Changer notre assiette pour préserver la planète


 Atelier autogéré

Changer notre assiette pour préserver la planète ? Cette suggestion, relativement peu promue dans les discours écologistes, pourrait pourtant être la clé des évolutions de comportements indispensables à la résolution des enjeux environnementaux, à commencer par la lutte contre le changement climatique. Parmi nos habitudes alimentaires, la consommation de viande et de produits laitiers est de loin la principale source de gaz à effet de serre et d’autres formes de pollutions.

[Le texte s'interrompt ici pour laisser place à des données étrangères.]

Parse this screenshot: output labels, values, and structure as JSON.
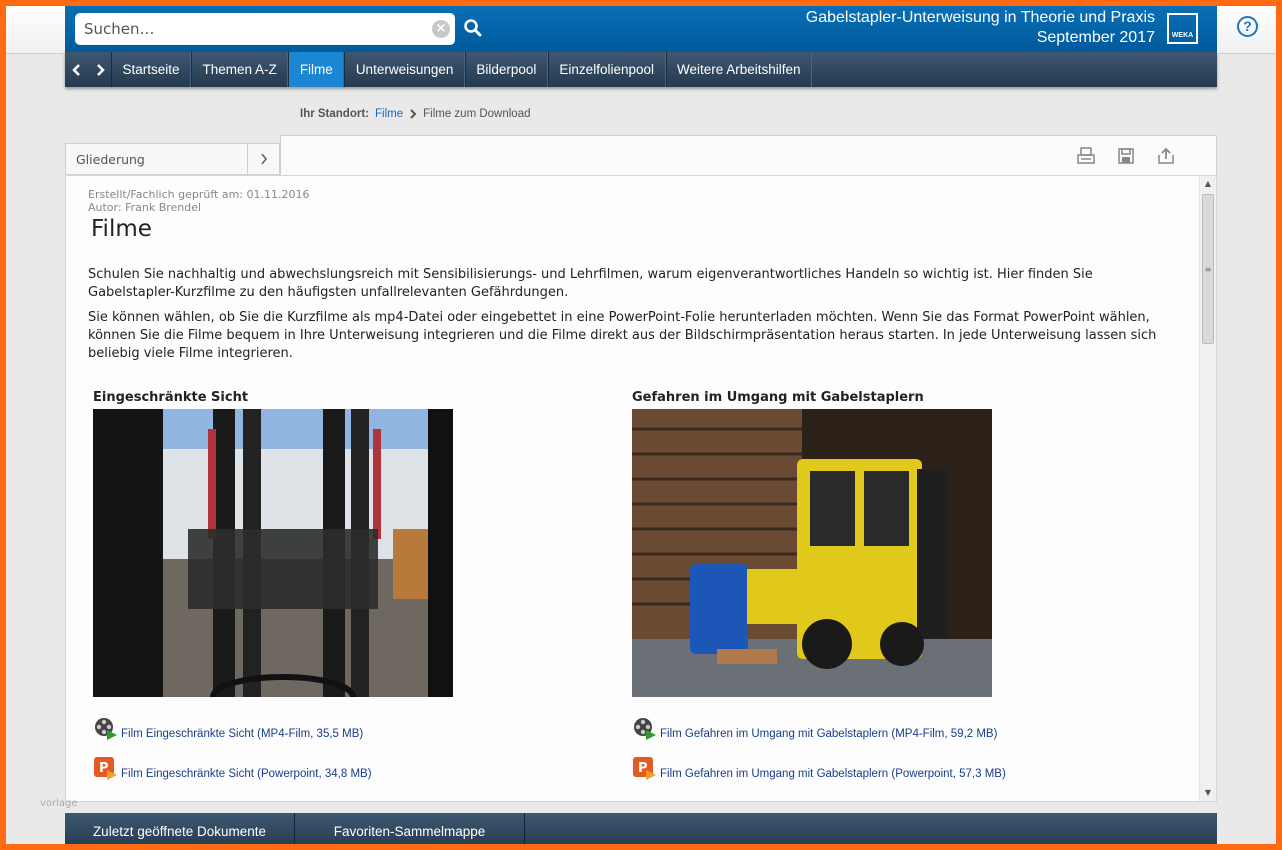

Selon un rapport de la l’Organisation des Nations unies pour l’alimentation et l’agriculture (FAO, 2006), « le secteur de l’élevage apparaît comme l’un des deux ou trois plus grands responsables des principaux problèmes environnementaux, que ce soit au niveau local ou mondial. ». L’élevage serait responsable de 14,5 % à 51 % des émissions globales de GES, selon les études.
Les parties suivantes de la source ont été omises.